7. Streamlined billing and accrual imports with AI and formulas

I used Excel formulas to determine what should appear on client invoices and what should be recorded as cost accruals, based on the booking data and status. I then asked AI to help write a VBA macro that takes those outputs and saves two CSV files - one for billing, one for cost accruals - in the formats Xero requires. This let finance extract data directly from the tool and upload to Xero, reducing manual handling of high-risk accrual data.
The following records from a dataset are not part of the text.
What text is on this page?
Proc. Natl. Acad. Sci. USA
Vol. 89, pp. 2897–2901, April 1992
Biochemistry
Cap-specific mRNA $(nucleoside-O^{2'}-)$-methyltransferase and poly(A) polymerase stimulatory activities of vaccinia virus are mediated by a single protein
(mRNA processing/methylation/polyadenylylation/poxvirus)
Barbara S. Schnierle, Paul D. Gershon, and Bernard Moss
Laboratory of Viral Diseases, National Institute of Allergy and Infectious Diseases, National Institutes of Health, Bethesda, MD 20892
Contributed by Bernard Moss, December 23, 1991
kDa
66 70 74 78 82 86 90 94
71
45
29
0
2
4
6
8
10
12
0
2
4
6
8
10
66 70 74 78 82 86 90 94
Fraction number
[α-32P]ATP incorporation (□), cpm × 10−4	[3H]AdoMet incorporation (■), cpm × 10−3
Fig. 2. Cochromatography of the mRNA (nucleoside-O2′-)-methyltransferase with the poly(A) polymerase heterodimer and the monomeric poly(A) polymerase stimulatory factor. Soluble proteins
8. Created an accrual-visibility report from Xero

I set up a custom report in Xero, downloadable into Excel, showing the remaining cost accrual balance on each booking billed to a client. By linking this back to booking information, finance can clearly see which bookings have had costs fully received and which still carry accrual exposure - a booking-level view of accrual risk rather than just a general-ledger total.

The results

  • Strengthened accrual risk management: finance now has booking-level visibility of accrual balances, making it easier to spot where expected costs haven't yet arrived and to challenge or adjust accruals before they become issues.
  • Reduced data-entry and classification risk: AI-generated VBA for dropdowns and consolidation reduces manual errors that could misstate accruals or misclassify costs.
  • Controlled end-to-end process: bookings move from entry, through owner approval, into billing and accruals with clearer checkpoints - improving governance around revenue and cost recognition.
  • Practical application of AI in finance control: demonstrated that AI tooling can build automation that directly improves financial visibility and control, not just efficiency.
This wasn't AI for efficiency's sake - it was AI used to build genuine financial control, giving finance a booking-level view of accrual risk it never had before.

Future enhancements

Next stages will further strengthen risk and control:

  • Automating the sending of CSV files to Xero, reducing the risk of missed or incorrect uploads.
  • Automatically notifying client directors when booking costs haven't been received three months after billing, prompting follow-up and potential cost-accrual review.
  • Using AI to match supplier invoices against bookings, further reducing the risk of unmatched costs, mis-accruals and unspotted variances.